Jeanne, c’est notre Marianne à nous! Elle est inséparable du roman national. Voyez le succès de sa figure, même chez les hussards noirs du XIX° siècle, peu suspects de royalisme ou de clericalisme… dans ses évocations culturelles; le secret de la lance du Puy du Fou, les fêtes johanniques d’Orléans, le film magnifique « Jehanne ; le pouvoir et l’innocence », les œuvres de Régine Pernoud et Jacques Trémolet de Villers… Ou encore la providentielle découverte de son anneau et de son armure.
Jeanne est fille de Dieu; ainsi l’interpelle St Michel. Elle est aussi fille du peuple de France, réunissant tout un peuple, une patrie, une nation. Elle sort par en-haut de la fausse opposition entre l’identité et l’universel, entre l’enracinement et l’ouverture. Oui, Dieu aime tous les peuples. Il les aime avec ordre, cependant. Il est conforme à la charité de commencer par ceux qui nous sont les plus proches selon le sang, selon l’esprit, selon la civilisation et la foi.
Jeanne est libre.
Ah, … la liberté… Ils peuvent nous enlever notre vie, mais ils ne prendront jamais notre liberté3. L’assertion du héros et résistant écossais séduit et fait frissonner… L’ironie, c’est qu’elle peut engendrer aussi bien des saints,… que des révolutionnaires. Dostoïevski fait dire à l’un de ses personnages; « Il n’y a rien de plus séduisant pour l’homme que le libre arbitre, mais aussi rien de plus douloureux ».
L’Église catholique, adversaire sournoise, irréconciliable de la liberté humaine?
En fait, ce soupçon appelle une question; qu’est-ce que la liberté?
Alors parlons un peu de la liberté, puis de la liberté de Jeanne.
La liberté, bien excellent des êtres doués d’intelligence ou de raison, confère à l’homme sa dignité. Il est à son conseil et maître de ses actes.
Néanmoins, de l’usage de la liberté naissent les plus grands maux comme les plus grands biens.
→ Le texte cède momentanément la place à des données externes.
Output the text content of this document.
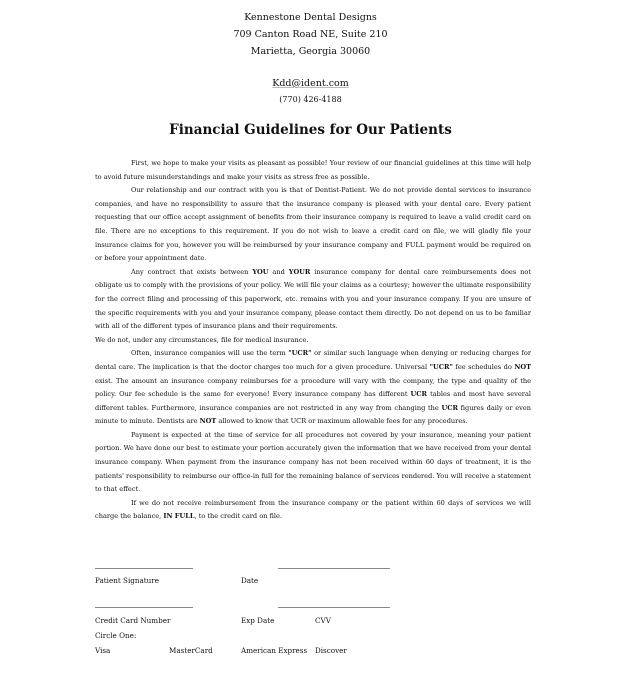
Kennestone Dental Designs
709 Canton Road NE, Suite 210
Marietta, Georgia 30060
Kdd@ident.com
(770) 426-4188
Financial Guidelines for Our Patients

First, we hope to make your visits as pleasant as possible! Your review of our financial guidelines at this time will help to avoid future misunderstandings and make your visits as stress free as possible.

Our relationship and our contract with you is that of Dentist-Patient. We do not provide dental services to insurance companies, and have no responsibility to assure that the insurance company is pleased with your dental care. Every patient requesting that our office accept assignment of benefits from their insurance company is required to leave a valid credit card on file. There are no exceptions to this requirement. If you do not wish to leave a credit card on file, we will gladly file your insurance claims for you, however you will be reimbursed by your insurance company and FULL payment would be required on or before your appointment date.

Any contract that exists between YOU and YOUR insurance company for dental care reimbursements does not obligate us to comply with the provisions of your policy. We will file your claims as a courtesy; however the ultimate responsibility for the correct filing and processing of this paperwork, etc. remains with you and your insurance company. If you are unsure of the specific requirements with you and your insurance company, please contact them directly. Do not depend on us to be familiar with all of the different types of insurance plans and their requirements.

We do not, under any circumstances, file for medical insurance.

Often, insurance companies will use the term "UCR" or similar such language when denying or reducing charges for dental care. The implication is that the doctor charges too much for a given procedure. Universal "UCR" fee schedules do NOT exist. The amount an insurance company reimburses for a procedure will vary with the company, the type and quality of the policy. Our fee schedule is the same for everyone! Every insurance company has different UCR tables and most have several different tables. Furthermore, insurance companies are not restricted in any way from changing the UCR figures daily or even minute to minute. Dentists are NOT allowed to know that UCR or maximum allowable fees for any procedures.

Payment is expected at the time of service for all procedures not covered by your insurance, meaning your patient portion. We have done our best to estimate your portion accurately given the information that we have received from your dental insurance company. When payment from the insurance company has not been received within 60 days of treatment, it is the patients' responsibility to reimburse our office-in full for the remaining balance of services rendered. You will receive a statement to that effect.

If we do not receive reimbursement from the insurance company or the patient within 60 days of services we will charge the balance, IN FULL, to the credit card on file.

Patient Signature	Date
Credit Card Number	Exp Date	CVV
Circle One:
Visa	MasterCard	American Express Discover
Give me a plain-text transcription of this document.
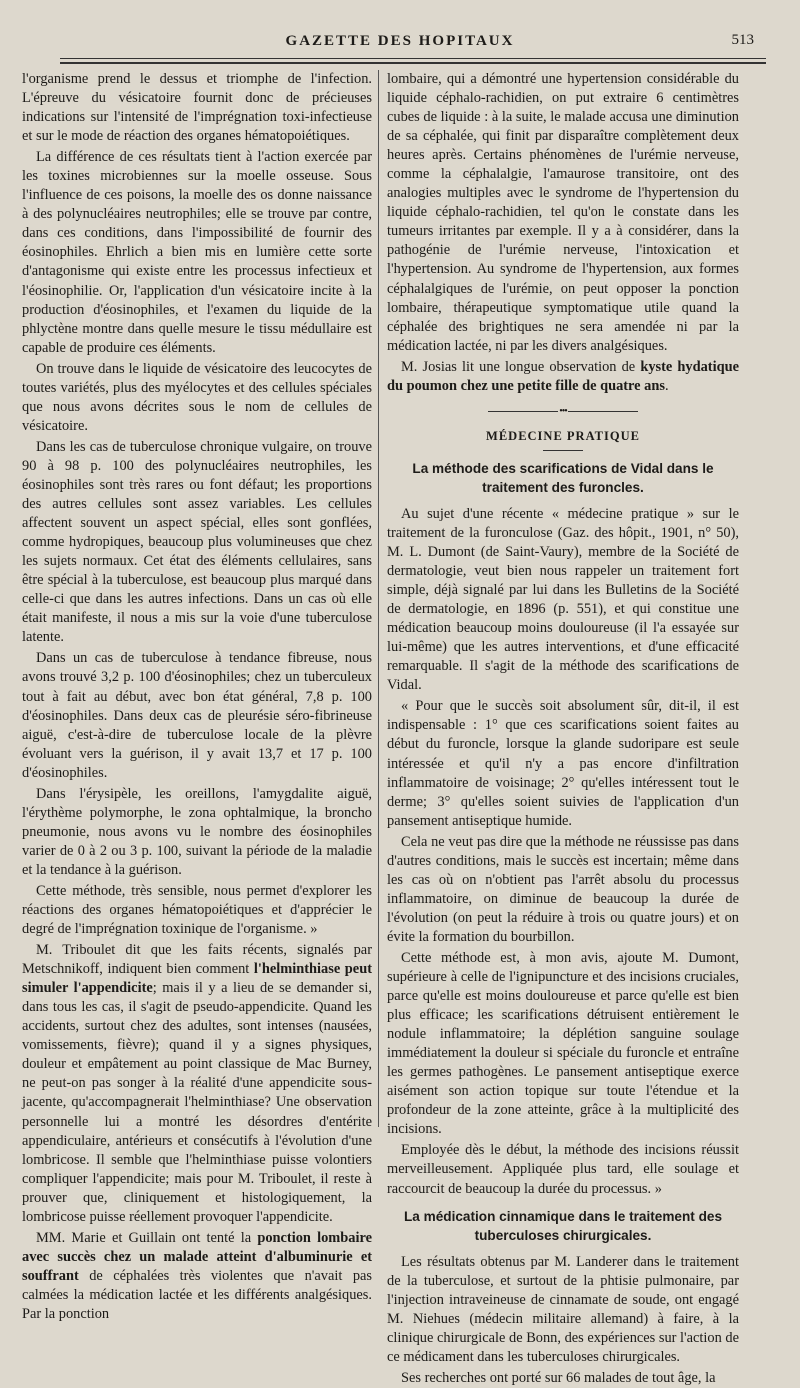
GAZETTE DES HOPITAUX	513

l'organisme prend le dessus et triomphe de l'infection. L'épreuve du vésicatoire fournit donc de précieuses indications sur l'intensité de l'imprégnation toxi-infectieuse et sur le mode de réaction des organes hématopoiétiques.

La différence de ces résultats tient à l'action exercée par les toxines microbiennes sur la moelle osseuse. Sous l'influence de ces poisons, la moelle des os donne naissance à des polynucléaires neutrophiles; elle se trouve par contre, dans ces conditions, dans l'impossibilité de fournir des éosinophiles. Ehrlich a bien mis en lumière cette sorte d'antagonisme qui existe entre les processus infectieux et l'éosinophilie. Or, l'application d'un vésicatoire incite à la production d'éosinophiles, et l'examen du liquide de la phlyctène montre dans quelle mesure le tissu médullaire est capable de produire ces éléments.

On trouve dans le liquide de vésicatoire des leucocytes de toutes variétés, plus des myélocytes et des cellules spéciales que nous avons décrites sous le nom de cellules de vésicatoire.

Dans les cas de tuberculose chronique vulgaire, on trouve 90 à 98 p. 100 des polynucléaires neutrophiles, les éosinophiles sont très rares ou font défaut; les proportions des autres cellules sont assez variables. Les cellules affectent souvent un aspect spécial, elles sont gonflées, comme hydropiques, beaucoup plus volumineuses que chez les sujets normaux. Cet état des éléments cellulaires, sans être spécial à la tuberculose, est beaucoup plus marqué dans celle-ci que dans les autres infections. Dans un cas où elle était manifeste, il nous a mis sur la voie d'une tuberculose latente.

Dans un cas de tuberculose à tendance fibreuse, nous avons trouvé 3,2 p. 100 d'éosinophiles; chez un tuberculeux tout à fait au début, avec bon état général, 7,8 p. 100 d'éosinophiles. Dans deux cas de pleurésie séro-fibrineuse aiguë, c'est-à-dire de tuberculose locale de la plèvre évoluant vers la guérison, il y avait 13,7 et 17 p. 100 d'éosinophiles.

Dans l'érysipèle, les oreillons, l'amygdalite aiguë, l'érythème polymorphe, le zona ophtalmique, la broncho pneumonie, nous avons vu le nombre des éosinophiles varier de 0 à 2 ou 3 p. 100, suivant la période de la maladie et la tendance à la guérison.

Cette méthode, très sensible, nous permet d'explorer les réactions des organes hématopoiétiques et d'apprécier le degré de l'imprégnation toxinique de l'organisme. »

M. Triboulet dit que les faits récents, signalés par Metschnikoff, indiquent bien comment l'helminthiase peut simuler l'appendicite; mais il y a lieu de se demander si, dans tous les cas, il s'agit de pseudo-appendicite. Quand les accidents, surtout chez des adultes, sont intenses (nausées, vomissements, fièvre); quand il y a signes physiques, douleur et empâtement au point classique de Mac Burney, ne peut-on pas songer à la réalité d'une appendicite sous-jacente, qu'accompagnerait l'helminthiase? Une observation personnelle lui a montré les désordres d'entérite appendiculaire, antérieurs et consécutifs à l'évolution d'une lombricose. Il semble que l'helminthiase puisse volontiers compliquer l'appendicite; mais pour M. Triboulet, il reste à prouver que, cliniquement et histologiquement, la lombricose puisse réellement provoquer l'appendicite.

MM. Marie et Guillain ont tenté la ponction lombaire avec succès chez un malade atteint d'albuminurie et souffrant de céphalées très violentes que n'avait pas calmées la médication lactée et les différents analgésiques. Par la ponction

lombaire, qui a démontré une hypertension considérable du liquide céphalo-rachidien, on put extraire 6 centimètres cubes de liquide : à la suite, le malade accusa une diminution de sa céphalée, qui finit par disparaître complètement deux heures après. Certains phénomènes de l'urémie nerveuse, comme la céphalalgie, l'amaurose transitoire, ont des analogies multiples avec le syndrome de l'hypertension du liquide céphalo-rachidien, tel qu'on le constate dans les tumeurs irritantes par exemple. Il y a à considérer, dans la pathogénie de l'urémie nerveuse, l'intoxication et l'hypertension. Au syndrome de l'hypertension, aux formes céphalalgiques de l'urémie, on peut opposer la ponction lombaire, thérapeutique symptomatique utile quand la céphalée des brightiques ne sera amendée ni par la médication lactée, ni par les divers analgésiques.

M. Josias lit une longue observation de kyste hydatique du poumon chez une petite fille de quatre ans.

•••
MÉDECINE PRATIQUE
La méthode des scarifications de Vidal dans le traitement des furoncles.

Au sujet d'une récente « médecine pratique » sur le traitement de la furonculose (Gaz. des hôpit., 1901, n° 50), M. L. Dumont (de Saint-Vaury), membre de la Société de dermatologie, veut bien nous rappeler un traitement fort simple, déjà signalé par lui dans les Bulletins de la Société de dermatologie, en 1896 (p. 551), et qui constitue une médication beaucoup moins douloureuse (il l'a essayée sur lui-même) que les autres interventions, et d'une efficacité remarquable. Il s'agit de la méthode des scarifications de Vidal.

« Pour que le succès soit absolument sûr, dit-il, il est indispensable : 1° que ces scarifications soient faites au début du furoncle, lorsque la glande sudoripare est seule intéressée et qu'il n'y a pas encore d'infiltration inflammatoire de voisinage; 2° qu'elles intéressent tout le derme; 3° qu'elles soient suivies de l'application d'un pansement antiseptique humide.

Cela ne veut pas dire que la méthode ne réussisse pas dans d'autres conditions, mais le succès est incertain; même dans les cas où on n'obtient pas l'arrêt absolu du processus inflammatoire, on diminue de beaucoup la durée de l'évolution (on peut la réduire à trois ou quatre jours) et on évite la formation du bourbillon.

Cette méthode est, à mon avis, ajoute M. Dumont, supérieure à celle de l'ignipuncture et des incisions cruciales, parce qu'elle est moins douloureuse et parce qu'elle est bien plus efficace; les scarifications détruisent entièrement le nodule inflammatoire; la déplétion sanguine soulage immédiatement la douleur si spéciale du furoncle et entraîne les germes pathogènes. Le pansement antiseptique exerce aisément son action topique sur toute l'étendue et la profondeur de la zone atteinte, grâce à la multiplicité des incisions.

Employée dès le début, la méthode des incisions réussit merveilleusement. Appliquée plus tard, elle soulage et raccourcit de beaucoup la durée du processus. »

La médication cinnamique dans le traitement des tuberculoses chirurgicales.

Les résultats obtenus par M. Landerer dans le traitement de la tuberculose, et surtout de la phtisie pulmonaire, par l'injection intraveineuse de cinnamate de soude, ont engagé M. Niehues (médecin militaire allemand) à faire, à la clinique chirurgicale de Bonn, des expériences sur l'action de ce médicament dans les tuberculoses chirurgicales.

Ses recherches ont porté sur 66 malades de tout âge, la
Sans doute, il est au pouvoir de l’homme d’obéir à la raison, de pratiquer le bien, de marcher droit à sa fin suprême; mais il peut aussi suivre toute autre direction, poursuivre des fantômes de biens trompeurs, renverser l’ordre légitime et courir à une perte volontaire4.
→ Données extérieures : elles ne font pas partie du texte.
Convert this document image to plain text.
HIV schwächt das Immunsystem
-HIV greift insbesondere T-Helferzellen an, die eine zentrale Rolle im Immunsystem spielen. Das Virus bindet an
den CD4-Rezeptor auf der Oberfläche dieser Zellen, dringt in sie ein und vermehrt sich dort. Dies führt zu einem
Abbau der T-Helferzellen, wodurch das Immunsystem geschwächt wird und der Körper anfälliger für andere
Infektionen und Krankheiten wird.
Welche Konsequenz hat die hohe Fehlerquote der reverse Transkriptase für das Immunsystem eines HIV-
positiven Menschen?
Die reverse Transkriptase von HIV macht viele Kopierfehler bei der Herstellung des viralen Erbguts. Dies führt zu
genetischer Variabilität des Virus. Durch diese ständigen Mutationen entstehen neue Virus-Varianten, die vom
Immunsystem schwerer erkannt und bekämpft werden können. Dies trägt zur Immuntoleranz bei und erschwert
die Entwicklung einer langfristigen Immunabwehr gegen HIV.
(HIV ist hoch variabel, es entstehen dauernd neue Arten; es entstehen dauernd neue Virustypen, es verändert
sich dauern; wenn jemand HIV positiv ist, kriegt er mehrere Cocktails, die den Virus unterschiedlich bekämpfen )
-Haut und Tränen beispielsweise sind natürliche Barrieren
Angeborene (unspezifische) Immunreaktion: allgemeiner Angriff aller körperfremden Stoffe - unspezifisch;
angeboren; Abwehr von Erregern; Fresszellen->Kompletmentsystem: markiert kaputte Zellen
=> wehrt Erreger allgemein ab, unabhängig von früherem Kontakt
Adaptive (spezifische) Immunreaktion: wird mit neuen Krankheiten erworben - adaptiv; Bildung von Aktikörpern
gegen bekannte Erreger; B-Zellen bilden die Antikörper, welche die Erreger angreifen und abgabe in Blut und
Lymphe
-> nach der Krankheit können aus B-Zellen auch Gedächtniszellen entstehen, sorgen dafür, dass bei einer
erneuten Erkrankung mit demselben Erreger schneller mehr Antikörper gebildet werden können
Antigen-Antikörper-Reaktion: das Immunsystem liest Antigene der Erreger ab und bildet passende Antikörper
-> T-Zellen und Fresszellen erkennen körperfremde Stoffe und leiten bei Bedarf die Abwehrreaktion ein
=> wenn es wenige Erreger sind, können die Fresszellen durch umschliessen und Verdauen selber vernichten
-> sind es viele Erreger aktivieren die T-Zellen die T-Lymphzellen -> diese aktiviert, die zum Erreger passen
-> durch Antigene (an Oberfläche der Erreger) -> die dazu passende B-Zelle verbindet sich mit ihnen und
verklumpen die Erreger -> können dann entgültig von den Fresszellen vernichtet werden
C’est l’honneur de l’Église d’avoir affirmé cela à temps et à contretemps. C’est l’honneur des saints d’avoir pleinement vécu cette liberté. Et ce qui en est inséparable ; le bon sens, la simplicité, le courage.
La liberté de Jeanne est d’aller à Dieu.
Aller à Dieu par la messe quotidienne, l’élévation de l’âme vers Dieu à chaque son de cloche, la prière d’invocation aux noms de Jésus et Marie, gravés dans son anneau, le simple devoir d’état5.
Ensuite, aller à Dieu plus radicalement encore, par le vœu de virginité ; à 13 ans, cette jeune fille décide de se consacrer entièrement au Seigneur. Une armure sera son habit religieux. Les champs de batailles et glacis de remparts seront son cloître… Bermont, puis Ste Catherine de Fierbois et Reims seront sa chapelle conventuelle. Enfin, la place du vieux Marché à Rouen sera son berceau de naissance à l’éternelle vie.
Que sa prière, son exemple, son appui auprès de Dieu nous obtienne et nous garde les vertus du combat spirituel ; simplicité, bon sens spirituel, courage.
Que cette offrande salutaire, Seigneur, nous procure dans les épreuves cette force d’âme dont sainte Jeanne donna de si beaux exemples, au milieu des plus grandes difficultés, elle qui n’a pas craint d’affronter les dangers de la guerre pour repousser les ennemis. Vous nous avez réconfortés, Seigneur, par le pain du ciel où sainte Jeanne puisa tant de fois la force de vaincre ; Permettez que cet aliment du salut nous rende victorieux de nos ennemis. Amen !
1ANOUILH, L’Alouette (la Reine Yolande).
2Idem (Dialogue entre le Dauphin et Ste Jeanne d’Arc).
3Braveheart.
4Cf Léon XIII, Encyclique Libertas praestantissimum.
5Benoit XV, Discours de canonisation.